Concept
ASISA — the legal entity Asistencia Sanitaria Interprovincial de Seguros, S.A.U. — is a Spanish health insurer authorised and supervised by the DGSFP, the national insurance regulator. It works on a service model: rather than reimbursing your bills, it gives you direct access to its own network of doctors and clinics. For relocation the relevant product is ASISA Salud, a full private policy that meets the medical-cover condition for Spanish residence permits, including the Digital Nomad Visa.
🍓 In a residence file an ASISA policy does one job: it proves medical cover equivalent to the Spanish public system. It is not evidence of income, and it says nothing about your tax residency.
Why the visa asks for a policy like this
The international-teleworker route was created by Ley 28/2022 and is decided centrally by the UGE-CE, the migration unit for large companies and strategic groups, normally within about twenty working days. The first authorisation runs for up to three years. One of its conditions is health cover for the entire stay, and the law accepts two different ways to satisfy it.
The first way is full private insurance with a company authorised to operate in Spain. The second is enrolment in the Spanish Social Security system, or a certificate of cover if your home country has a bilateral social-security agreement with Spain. ASISA sits on the private-insurance side, next to providers such as DKV, Adeslas and Sanitas.
What UGE Requires from an Insurance Policy
Unidad de Grandes Empresas y Colectivos Estratégicos (UGE) requires:
- Medical coverage for the entire period of the permit;
- Coverage comparable to the Spanish national healthcare system;
- Without significant co-payments and waiting periods;
- A policy for each applicant and family members in the immigration file.
UGE explicitly states that the following are not accepted:
- travel insurance;
- reimbursement-only policies;
- policies with significant co-payments or waiting periods.
ASISA as a Provider
ASISA has operated since 1971 and is one of the largest health insurers in Spain, with roughly 2.9 million policyholders. It is owned by Lavinia, a cooperative of more than ten thousand doctors, so the clinicians who deliver the care also own the company. It is a long-standing provider for the civil-servant mutual funds — MUFACE, ISFAS and MUGEJU — which tells you how the public sector and the regulator regard it.
The defining feature is the service model. You go to a clinic in the ASISA network, show the policy, and the insurer settles directly: no paying upfront, no claim forms, no waiting for a refund. The trade-off is that your care happens inside the network, so its quality where you actually live matters more than the headline premium.
In practice the network is what you are buying. ASISA runs one of the widest private medical networks in the country — over a thousand hospitals, clinics and diagnostic centres and tens of thousands of practitioners — but its density varies by region, which is exactly what the checklist below is for.
What to Check in the Policy
- Composition of insured persons—correspondence with the family composition in the immigration file;
- Validity period—coverage for the permit period;
- Coverage—sin copagos, sin carencia (no co-payments, no waiting periods);
- Medical network—which clinics are available in the region of residence;
- Territory—Spain and preferably EU.
Registration and Access to Services
ASISA provides an app and a personal account for using the policy: booking appointments, holding your digital policy card, and contacting the insurer. For the residence file itself you only need the insurance certificate, and an electronic copy is fine; the app matters later, once you start using the cover.

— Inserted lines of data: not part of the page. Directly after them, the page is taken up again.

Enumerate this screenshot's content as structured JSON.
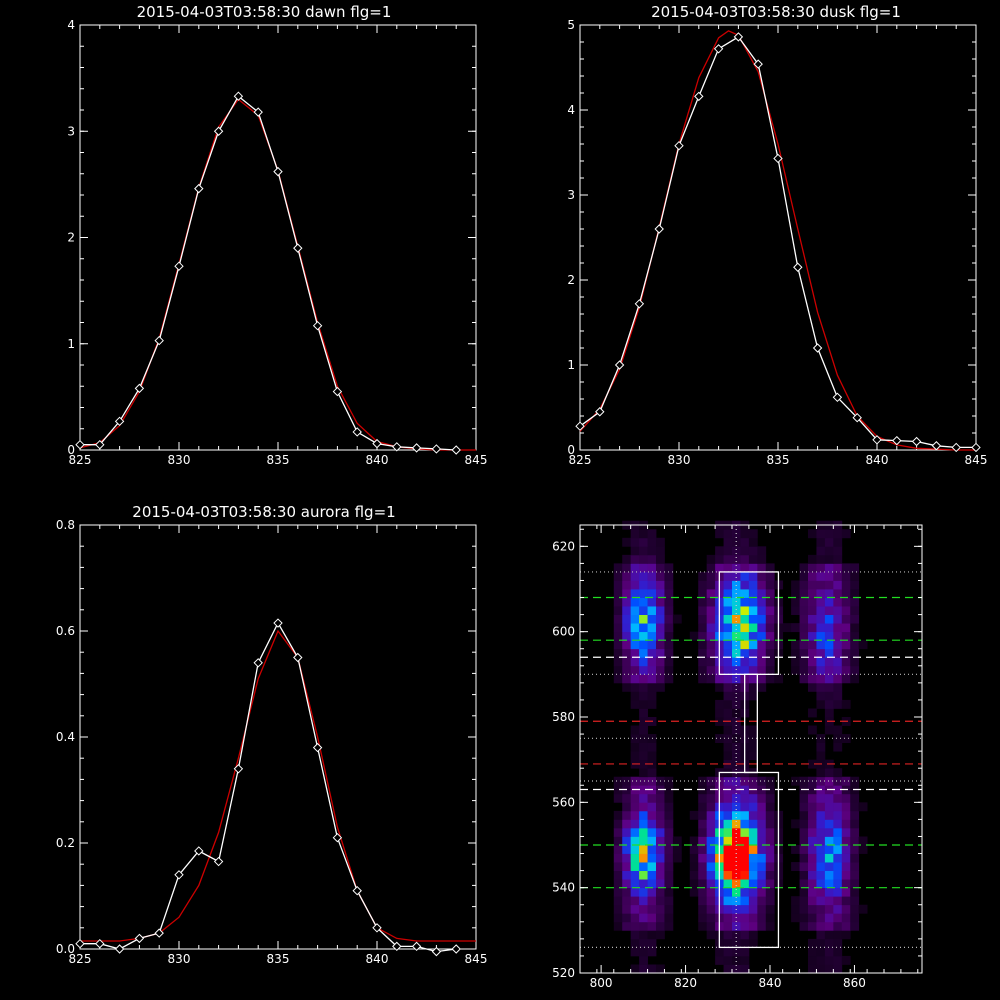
{
  "chart_data": [
    {
      "type": "line",
      "title": "2015-04-03T03:58:30 dawn flg=1",
      "xlim": [
        825,
        845
      ],
      "ylim": [
        0,
        4
      ],
      "xticks": [
        825,
        830,
        835,
        840,
        845
      ],
      "yticks": [
        0,
        1,
        2,
        3,
        4
      ],
      "series": [
        {
          "color": "#ffffff",
          "markers": "diamond",
          "x": [
            825,
            826,
            827,
            828,
            829,
            830,
            831,
            832,
            833,
            834,
            835,
            836,
            837,
            838,
            839,
            840,
            841,
            842,
            843,
            844
          ],
          "values": [
            0.05,
            0.05,
            0.27,
            0.58,
            1.03,
            1.73,
            2.46,
            3.0,
            3.33,
            3.18,
            2.62,
            1.9,
            1.17,
            0.55,
            0.17,
            0.06,
            0.03,
            0.02,
            0.01,
            0.0
          ]
        },
        {
          "color": "#cc0000",
          "markers": "none",
          "x": [
            825,
            826,
            827,
            828,
            829,
            830,
            831,
            832,
            833,
            834,
            835,
            836,
            837,
            838,
            839,
            840,
            841,
            842,
            843,
            844,
            845
          ],
          "values": [
            0.02,
            0.07,
            0.23,
            0.55,
            1.05,
            1.75,
            2.47,
            3.04,
            3.3,
            3.15,
            2.63,
            1.92,
            1.2,
            0.6,
            0.25,
            0.08,
            0.03,
            0.01,
            0.0,
            0.0,
            0.0
          ]
        }
      ]
    },
    {
      "type": "line",
      "title": "2015-04-03T03:58:30 dusk flg=1",
      "xlim": [
        825,
        845
      ],
      "ylim": [
        0,
        5
      ],
      "xticks": [
        825,
        830,
        835,
        840,
        845
      ],
      "yticks": [
        0,
        1,
        2,
        3,
        4,
        5
      ],
      "series": [
        {
          "color": "#ffffff",
          "markers": "diamond",
          "x": [
            825,
            826,
            827,
            828,
            829,
            830,
            831,
            832,
            833,
            834,
            835,
            836,
            837,
            838,
            839,
            840,
            841,
            842,
            843,
            844,
            845
          ],
          "values": [
            0.28,
            0.45,
            1.0,
            1.72,
            2.6,
            3.58,
            4.16,
            4.72,
            4.86,
            4.54,
            3.43,
            2.15,
            1.2,
            0.62,
            0.38,
            0.12,
            0.11,
            0.1,
            0.05,
            0.03,
            0.03
          ]
        },
        {
          "color": "#cc0000",
          "markers": "none",
          "x": [
            825,
            826,
            827,
            828,
            829,
            830,
            831,
            832,
            832.5,
            833,
            834,
            835,
            836,
            837,
            838,
            839,
            840,
            841,
            842,
            843,
            844,
            845
          ],
          "values": [
            0.22,
            0.48,
            0.95,
            1.68,
            2.62,
            3.6,
            4.38,
            4.85,
            4.93,
            4.88,
            4.45,
            3.6,
            2.6,
            1.62,
            0.88,
            0.4,
            0.16,
            0.06,
            0.02,
            0.01,
            0.0,
            0.0
          ]
        }
      ]
    },
    {
      "type": "line",
      "title": "2015-04-03T03:58:30 aurora flg=1",
      "xlim": [
        825,
        845
      ],
      "ylim": [
        0,
        0.8
      ],
      "xticks": [
        825,
        830,
        835,
        840,
        845
      ],
      "yticks": [
        "0.0",
        "0.2",
        "0.4",
        "0.6",
        "0.8"
      ],
      "series": [
        {
          "color": "#ffffff",
          "markers": "diamond",
          "x": [
            825,
            826,
            827,
            828,
            829,
            830,
            831,
            832,
            833,
            834,
            835,
            836,
            837,
            838,
            839,
            840,
            841,
            842,
            843,
            844
          ],
          "values": [
            0.01,
            0.01,
            0.0,
            0.02,
            0.03,
            0.14,
            0.185,
            0.165,
            0.34,
            0.54,
            0.615,
            0.55,
            0.38,
            0.21,
            0.11,
            0.04,
            0.005,
            0.005,
            -0.005,
            0.0
          ]
        },
        {
          "color": "#cc0000",
          "markers": "none",
          "x": [
            825,
            826,
            827,
            828,
            829,
            830,
            831,
            832,
            833,
            834,
            835,
            836,
            837,
            838,
            839,
            840,
            841,
            842,
            843,
            844,
            845
          ],
          "values": [
            0.015,
            0.015,
            0.015,
            0.02,
            0.03,
            0.06,
            0.12,
            0.22,
            0.36,
            0.51,
            0.6,
            0.55,
            0.4,
            0.23,
            0.11,
            0.04,
            0.02,
            0.015,
            0.015,
            0.015,
            0.015
          ]
        }
      ]
    },
    {
      "type": "heatmap",
      "title": "",
      "xlim": [
        795,
        876
      ],
      "ylim": [
        520,
        625
      ],
      "xticks": [
        800,
        820,
        840,
        860
      ],
      "yticks": [
        520,
        540,
        560,
        580,
        600,
        620
      ],
      "columns": [
        {
          "center": 810,
          "width": 6
        },
        {
          "center": 832,
          "width": 8
        },
        {
          "center": 854,
          "width": 7
        }
      ],
      "hotspots": [
        {
          "x": 810,
          "y": 548,
          "sx": 3,
          "sy": 6,
          "amp": 0.6
        },
        {
          "x": 810,
          "y": 603,
          "sx": 3,
          "sy": 7,
          "amp": 0.45
        },
        {
          "x": 832,
          "y": 548,
          "sx": 4,
          "sy": 7,
          "amp": 1.0
        },
        {
          "x": 833,
          "y": 602,
          "sx": 4,
          "sy": 7,
          "amp": 0.65
        },
        {
          "x": 854,
          "y": 548,
          "sx": 3,
          "sy": 7,
          "amp": 0.35
        },
        {
          "x": 853,
          "y": 600,
          "sx": 3,
          "sy": 7,
          "amp": 0.22
        }
      ],
      "boxes": [
        {
          "x0": 828,
          "x1": 842,
          "y0": 590,
          "y1": 614
        },
        {
          "x0": 828,
          "x1": 842,
          "y0": 526,
          "y1": 567
        },
        {
          "x0": 834,
          "x1": 837,
          "y0": 567,
          "y1": 590
        }
      ],
      "vline_x": 832,
      "hlines": [
        {
          "y": 614,
          "color": "#bbbbbb",
          "style": "dotted"
        },
        {
          "y": 608,
          "color": "#22dd22",
          "style": "dashed"
        },
        {
          "y": 598,
          "color": "#22dd22",
          "style": "dashed"
        },
        {
          "y": 594,
          "color": "#ffffff",
          "style": "dashed"
        },
        {
          "y": 590,
          "color": "#bbbbbb",
          "style": "dotted"
        },
        {
          "y": 579,
          "color": "#dd2222",
          "style": "dashed"
        },
        {
          "y": 575,
          "color": "#bbbbbb",
          "style": "dotted"
        },
        {
          "y": 569,
          "color": "#dd2222",
          "style": "dashed"
        },
        {
          "y": 565,
          "color": "#bbbbbb",
          "style": "dotted"
        },
        {
          "y": 563,
          "color": "#ffffff",
          "style": "dashed"
        },
        {
          "y": 550,
          "color": "#22dd22",
          "style": "dashed"
        },
        {
          "y": 540,
          "color": "#22dd22",
          "style": "dashed"
        },
        {
          "y": 526,
          "color": "#bbbbbb",
          "style": "dotted"
        }
      ]
    }
  ]
}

More details on working with the ASISA app and personal account—separate technical instructions in Asisa App Registration.
Where ASISA Is Suitable
- applicants for Digital Nomad Visa and their family members;
- families with children, especially if there is a convenient ASISA clinic in the region of residence;
- Spanish residence permit programs requiring medical coverage.
Where It's Not Suitable / What to Pay Attention To
- if there is no good clinic in the ASISA network in the region of residence—DKV or another provider with a wider network may be more convenient;
- copago or carencia in the policy—UGE may refuse;
- if you will be enrolled in Spanish Social Security — usually autónomos under RETA — a private policy is no longer mandatory for the file, so buying one may be unnecessary, though some applicants still keep ASISA for faster private access.
ASISA, DKV or another provider
Among service-model insurers the realistic shortlist is ASISA, DKV, Adeslas and Sanitas. All of them issue policies the UGE accepts once they are written sin copagos and sin carencias, so the certificate rarely decides anything. The network does: which insurer has the clinics and specialists you want near home, and whose app you find less irritating. ASISA is strongest around its own hospitals; in a city where a competitor is denser, that competitor wins on convenience even when the paperwork looks identical.
Bottom line
ASISA is a solid, regulator-friendly way to meet the health condition of the Spanish teleworker permit, as long as two things hold: the policy is issued sin copagos and sin carencias for the full period, and the network is genuinely good where you will live. Before buying, settle the prior question — whether you need private cover at all, or whether Social Security enrolment will carry the file for you.